REPUBLIKA.CO.ID, GAZA -- Kementerian Dalam Negeri di Gaza mendesak penduduk di Gaza utara untuk menentang perintah evakuasi Israel. Kementerian memperingatkan bahwa wilayah selatan yang diklaim oleh tentara Israel aman juga menghadapi pengeboman terus-menerus.
Pernyataan kementerian tersebut dikeluarkan pada Sabtu, beberapa jam setelah tentara Israel mengeluarkan peringatan evakuasi ke sebagian besar wilayah utara Gaza dan menyarankan warga untuk meninggalkan wilayah tersebut sebagai bagian dari perluasan serangan militer yang dimulai pada 6 Oktober.

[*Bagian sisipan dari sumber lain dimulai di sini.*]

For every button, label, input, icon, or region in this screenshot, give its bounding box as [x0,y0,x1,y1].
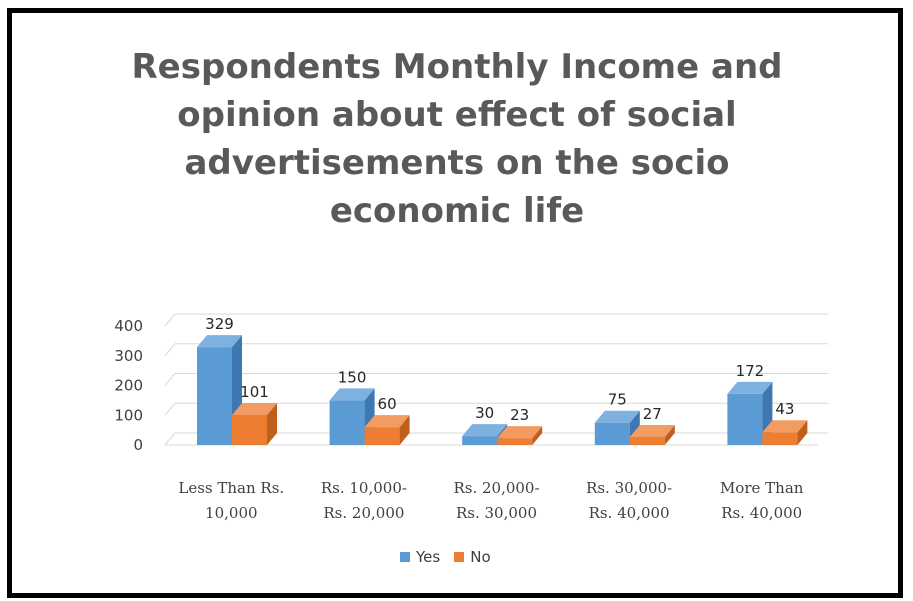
bar-no [497,438,533,445]
category-label: Rs. 20,000- [453,479,539,497]
category-label: 10,000 [205,504,258,522]
bar-yes [462,436,498,445]
category-label: More Than [720,479,804,497]
data-label-yes: 172 [736,362,765,380]
bar-side-no [664,424,675,445]
legend-item-yes: Yes [400,548,440,566]
category-label: Rs. 40,000 [589,504,670,522]
gridline-depth [164,343,176,357]
y-tick-label: 200 [114,377,143,395]
data-label-no: 43 [775,400,794,418]
legend-item-no: No [454,548,491,566]
chart-frame: Respondents Monthly Income and opinion a… [7,8,903,598]
bar-no [232,414,267,445]
chart-title-line: Respondents Monthly Income and [131,47,783,87]
bar-yes [197,347,232,445]
data-label-yes: 75 [608,391,627,409]
bar-top-yes [462,424,508,437]
chart-title-line: opinion about effect of social [177,95,737,135]
legend: Yes No [400,548,491,566]
gridline-depth [164,313,176,327]
data-label-yes: 329 [205,315,234,333]
y-tick-label: 400 [114,317,143,335]
bar-yes [727,393,763,445]
data-label-yes: 150 [338,368,367,386]
bar-top-yes [197,335,242,348]
data-label-yes: 30 [475,404,494,422]
y-tick-label: 300 [114,347,143,365]
bar-top-no [762,420,808,433]
legend-label-yes: Yes [416,548,441,566]
chart-title-line: advertisements on the socio [184,143,730,183]
bar-no [364,427,400,445]
bar-no [629,436,665,445]
bar-top-no [629,424,675,437]
data-label-no: 27 [643,405,662,423]
chart-title-line: economic life [329,191,585,231]
bar-top-no [232,402,277,415]
bar-yes [594,422,630,445]
y-tick-label: 0 [133,436,143,454]
legend-label-no: No [470,548,491,566]
chart-title: Respondents Monthly Income and opinion a… [72,43,842,235]
bar-side-no [267,402,277,445]
data-label-no: 23 [510,406,529,424]
gridline-depth [164,402,176,416]
category-label: Less Than Rs. [178,479,284,497]
data-label-no: 60 [378,395,397,413]
legend-swatch-yes [400,552,410,562]
gridline-depth [164,373,176,386]
bar-top-no [364,415,410,428]
category-label: Rs. 40,000 [721,504,802,522]
bar-top-yes [594,410,640,423]
bar-side-no [797,420,808,445]
legend-swatch-no [454,552,465,562]
category-label: Rs. 20,000 [323,504,404,522]
bar-top-yes [329,388,375,401]
bar-side-no [399,415,410,445]
category-label: Rs. 30,000 [456,504,537,522]
bar-top-no [497,426,543,439]
data-label-no: 101 [240,383,269,401]
category-label: Rs. 10,000- [321,479,407,497]
bar-yes [329,400,365,445]
bar-no [762,432,798,445]
y-tick-label: 100 [114,406,143,424]
gridline-depth [164,432,176,446]
bar-side-no [532,426,543,445]
bar-top-yes [727,381,773,394]
category-label: Rs. 30,000- [586,479,672,497]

“Kami mendesak seluruh warga kami untuk tetap tabah dan tidak meninggalkan rumah mereka, khususnya di wilayah yang terancam oleh pendudukan pada pagi ini,” bunyi pernyataan itu.
Bagi mereka yang merasa terancam, kementerian menyarankan untuk mencari perlindungan di lokasi terdekat daripada pindah ke selatan, di mana penembakan besar-besaran dan jatuhnya korban terus berlanjut meskipun ada jaminan keselamatan.
Kementerian juga meminta komunitas internasional dan lembaga-lembaga global untuk menekan Israel agar mengakhiri apa yang mereka gambarkan sebagai genosida dan pemindahan paksa terhadap rakyat Palestina di Gaza.
Pada Sabtu pagi, juru bicara tentara Israel Avichay Adraee mengeluarkan perintah bagi penduduk di “area D5” untuk mengungsi. Sebuah peta yang dikeluarkan oleh tentara menandai sebagian besar wilayah utara Gaza, termasuk Jabalia dan sebagian Sheikh Radwan, dengan warna merah sebagai zona evakuasi.
Menurut koresponden Anadolu, puluhan ribu warga Palestina tinggal di daerah-daerah tersebut, banyak di antaranya telah melarikan diri dari Jabalia dan kota-kota terdekat karena serangan Israel yang sedang berlangsung.
Kekerasan di Gaza meningkat sejak 6 Oktober, menyusul eskalasi besar di Gaza utara yang menandai bentrokan paling sengit sejak Mei. Serangan Israel dimulai setelah serangan lintas batas oleh Hamas pada 7 Oktober tahun lalu yang memicu respons militer meskipun resolusi Dewan Keamanan PBB menyerukan gencatan senjata segera.